Zum Inhalt springen

Der Bücherdrache – Walter Moers | Buchkritik

„Wo alte Bücher Orm gebären …“

Einleitung

„(…) Dort soll sich jener Dämon winden, den man den Bücherdrachen nennt“. So beschrieb einst Ojahnn Golgo van Fontheweg (Johann Wolfgang von Goethe) den Ormsumpf in den Tiefen der Katakomben Buchhaims. Doch nicht nur er wurde zeitlebens vom Orm durchströmt. Auch Walter Moers, dessen WEIHNACHTEN AUF DER LINDWURMFESTE ich kürzlich hier rezensieren durfte, scheint wieder mit DER BÜCHERDRACHE vom Orm geküsst worden zu sein. Und so schippert er uns Leser in seiner Funktion als Übersetzer sicher über die kreativen Wogen der Geschichte des zamonischen Großschriftstellers Hildegunst von Mythenmetz. Der Weg ist das Ziel und schon befinden wir uns im Weltmeer der Bücher, des Lesens und des Silbendrechselns.
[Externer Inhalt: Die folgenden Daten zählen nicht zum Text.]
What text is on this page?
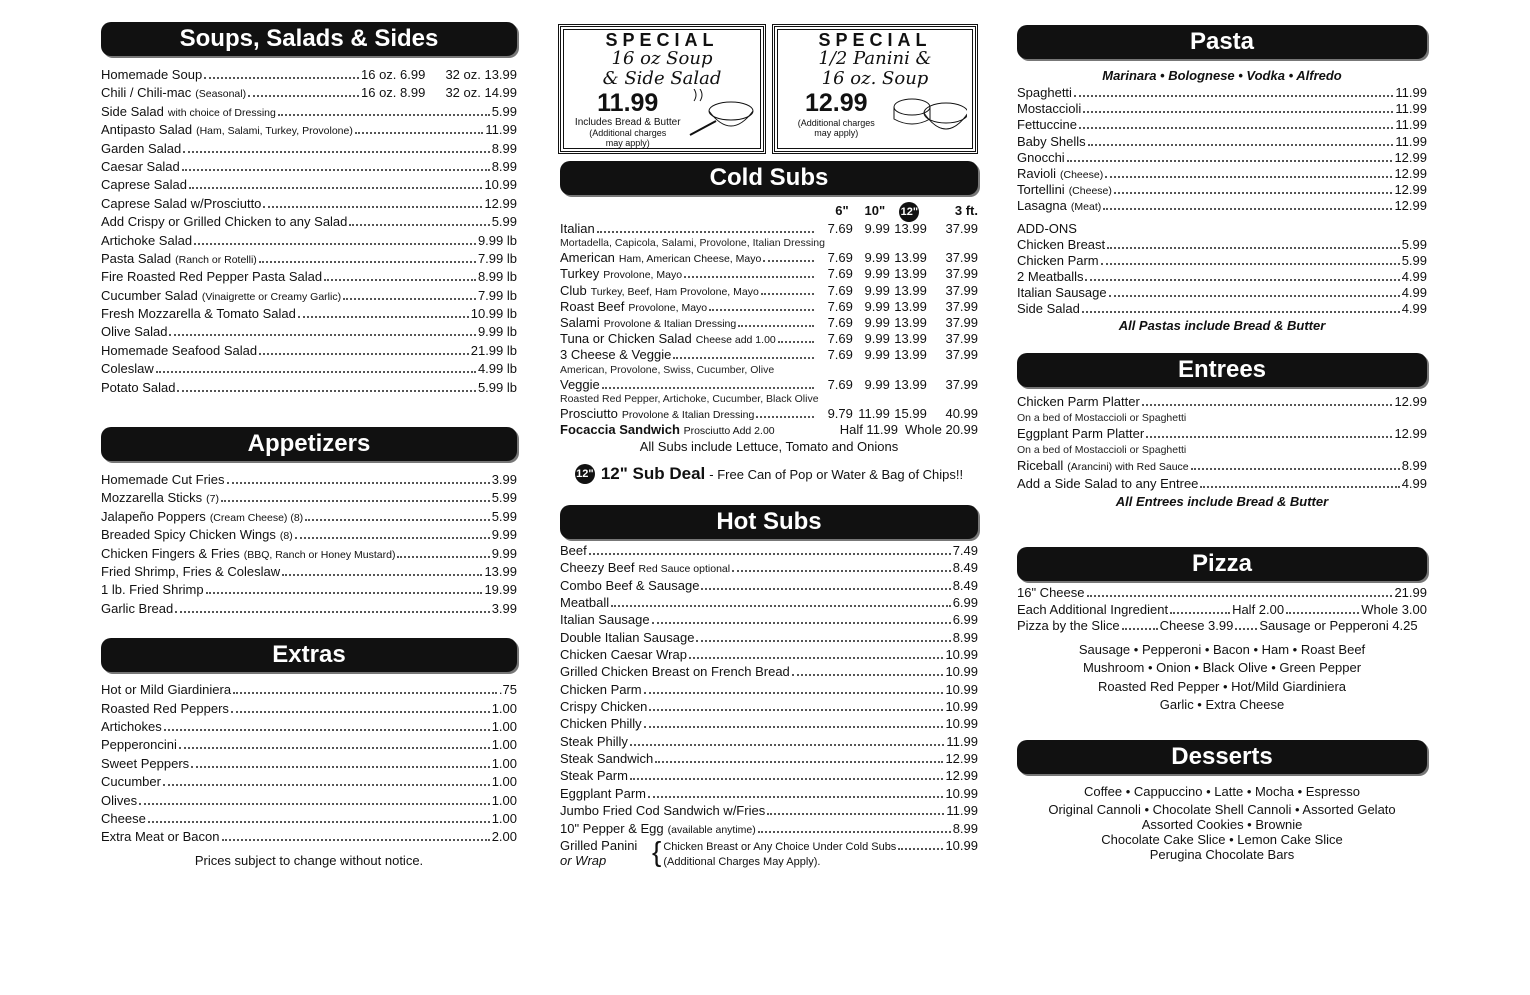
Soups, Salads & Sides
Homemade Soup	16 oz. 6.99	32 oz. 13.99
Chili / Chili-mac (Seasonal)	16 oz. 8.99	32 oz. 14.99
Side Salad with choice of Dressing	5.99
Antipasto Salad (Ham, Salami, Turkey, Provolone)	11.99
Garden Salad	8.99
Caesar Salad	8.99
Caprese Salad	10.99
Caprese Salad w/Prosciutto	12.99
Add Crispy or Grilled Chicken to any Salad	5.99
Artichoke Salad	9.99 lb
Pasta Salad (Ranch or Rotelli)	7.99 lb
Fire Roasted Red Pepper Pasta Salad	8.99 lb
Cucumber Salad (Vinaigrette or Creamy Garlic)	7.99 lb
Fresh Mozzarella & Tomato Salad	10.99 lb
Olive Salad	9.99 lb
Homemade Seafood Salad	21.99 lb
Coleslaw	4.99 lb
Potato Salad	5.99 lb
Appetizers
Homemade Cut Fries	3.99
Mozzarella Sticks (7)	5.99
Jalapeño Poppers (Cream Cheese) (8)	5.99
Breaded Spicy Chicken Wings (8)	9.99
Chicken Fingers & Fries (BBQ, Ranch or Honey Mustard)	9.99
Fried Shrimp, Fries & Coleslaw	13.99
1 lb. Fried Shrimp	19.99
Garlic Bread	3.99
Extras
Hot or Mild Giardiniera	.75
Roasted Red Peppers	1.00
Artichokes	1.00
Pepperoncini	1.00
Sweet Peppers	1.00
Cucumber	1.00
Olives	1.00
Cheese	1.00
Extra Meat or Bacon	2.00
Prices subject to change without notice.
SPECIAL
16 oz Soup
& Side Salad
11.99
Includes Bread & Butter
(Additional charges
may apply)
SPECIAL
1/2 Panini &
16 oz. Soup
12.99
(Additional charges
may apply)
Cold Subs
6"	10"	12"	3 ft.
Italian	7.69 9.99 13.99	37.99
Mortadella, Capicola, Salami, Provolone, Italian Dressing
American Ham, American Cheese, Mayo	7.69 9.99 13.99	37.99
Turkey Provolone, Mayo	7.69 9.99 13.99	37.99
Club Turkey, Beef, Ham Provolone, Mayo	7.69 9.99 13.99	37.99
Roast Beef Provolone, Mayo	7.69 9.99 13.99	37.99
Salami Provolone & Italian Dressing	7.69 9.99 13.99	37.99
Tuna or Chicken Salad Cheese add 1.00	7.69 9.99 13.99	37.99
3 Cheese & Veggie	7.69 9.99 13.99	37.99
American, Provolone, Swiss, Cucumber, Olive
Veggie	7.69 9.99 13.99	37.99
Roasted Red Pepper, Artichoke, Cucumber, Black Olive
Prosciutto Provolone & Italian Dressing	9.79 11.99 15.99	40.99
Focaccia Sandwich Prosciutto Add 2.00	Half 11.99 Whole 20.99
All Subs include Lettuce, Tomato and Onions
12" 12" Sub Deal - Free Can of Pop or Water & Bag of Chips!!
Hot Subs
Beef	7.49
Cheezy Beef Red Sauce optional	8.49
Combo Beef & Sausage	8.49
Meatball	6.99
Italian Sausage	6.99
Double Italian Sausage	8.99
Chicken Caesar Wrap	10.99
Grilled Chicken Breast on French Bread	10.99
Chicken Parm	10.99
Crispy Chicken	10.99
Chicken Philly	10.99
Steak Philly	11.99
Steak Sandwich	12.99
Steak Parm	12.99
Eggplant Parm	10.99
Jumbo Fried Cod Sandwich w/Fries	11.99
10" Pepper & Egg (available anytime)	8.99
Grilled Panini
or Wrap	{ Chicken Breast or Any Choice Under Cold Subs	10.99
(Additional Charges May Apply).
Pasta
Marinara • Bolognese • Vodka • Alfredo
Spaghetti	11.99
Mostaccioli	11.99
Fettuccine	11.99
Baby Shells	11.99
Gnocchi	12.99
Ravioli (Cheese)	12.99
Tortellini (Cheese)	12.99
Lasagna (Meat)	12.99
ADD-ONS
Chicken Breast	5.99
Chicken Parm	5.99
2 Meatballs	4.99
Italian Sausage	4.99
Side Salad	4.99
All Pastas include Bread & Butter
Entrees
Chicken Parm Platter	12.99
On a bed of Mostaccioli or Spaghetti
Eggplant Parm Platter	12.99
On a bed of Mostaccioli or Spaghetti
Riceball (Arancini) with Red Sauce	8.99
Add a Side Salad to any Entree	4.99
All Entrees include Bread & Butter
Pizza
16" Cheese	21.99
Each Additional Ingredient	Half 2.00	Whole 3.00
Pizza by the Slice	Cheese 3.99 Sausage or Pepperoni 4.25
Sausage • Pepperoni • Bacon • Ham • Roast Beef
Mushroom • Onion • Black Olive • Green Pepper
Roasted Red Pepper • Hot/Mild Giardiniera
Garlic • Extra Cheese
Desserts
Coffee • Cappuccino • Latte • Mocha • Espresso
Original Cannoli • Chocolate Shell Cannoli • Assorted Gelato
Assorted Cookies • Brownie
Chocolate Cake Slice • Lemon Cake Slice
Perugina Chocolate Bars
Unterwegs klauben wir den drachenbrüchigen Buchling Hildegunst Zwei aus der künstlerischen Gischt auf. Doch der Reihe nach.

Inhalt

DER BÜCHERDRACHE wird mit einem kurzen, in klassisch schwarz-weißer Manier gestalteten Comic eingeleitet. In diesem berichtet Mythenmetz von einem verwirrenden Traum, der ihn ein zweites Mal auf den jungen Buchling Hildegunst Zwei treffen lässt. Buchlinge sind eine zamonische Daseinsform, wohnhaft in der Ledernen Grotte der Katakomben Buchhaims, welche es sich zur Aufgabe gemacht haben, das Werk eines jeden Schriftstellers auswendig zu lernen. Dementsprechend repräsentiert jeder Buchling einen anderen Dichter oder Denker. Ihre erste Begegnung haben Mythenmetz und der ihm zugeordnete Buchling in DIE STADT DER TRÄUMENDEN BÜCHER. Der ihm nun im Traum erscheinende Hildegunst Zwei erzählt Mythenmetz von seinem eben erlebten Abenteuer.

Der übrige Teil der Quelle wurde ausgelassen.